Personally, I’m not all that surprised. As a new Kindle owner myself, I don’t anticipate buying many paperback books – and if you think about the sales model for paperbacks, it makes sense. People generally buy paperbacks out of (1) cost-consciousness or (2) convenience – for instance, the urge to pick up reading material for a long flight, or on a whim at the grocery store or Walmart. It is impossible to grab a book at Amazon (unless you have a Kindle, of course – which is why Amazon has smartly started selling Kindles in several airports) which leaves the price point as the main reason most people would by a paperback on Amazon. Kindle books are generally as cheap or cheaper than paperbacks and have the advantage of instant delivery, so as more and more people pick up e-readers – Amazon also mentions that Kindle has officially become their top-selling single product ever, eclipsing Harry Potter and the Deathly Hallows – I am not at all surprised that paperback sales are eclipsed.

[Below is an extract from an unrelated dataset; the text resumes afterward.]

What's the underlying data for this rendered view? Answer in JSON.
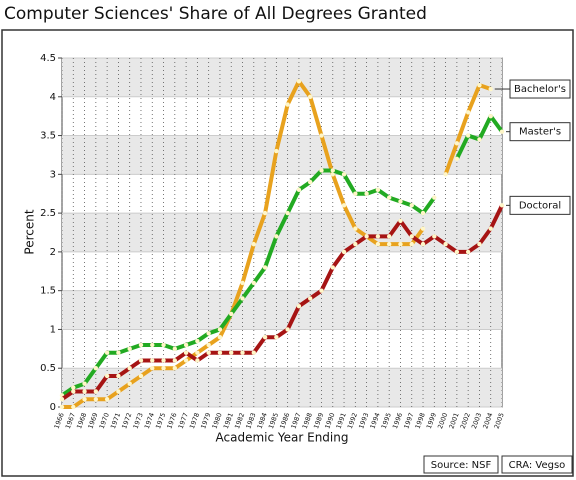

What’s really interesting, is that Amazon says paperback sales have grown, not shrunk. Is this a sign that buying Kindle books makes people more interested in reading in general – and perhaps more inclined to pick up a book in paperback when they discover something interesting with no Kindle version? Or are those sales from people who have no other place to buy their paperbacks, as more and more physical bookstores have to close their doors?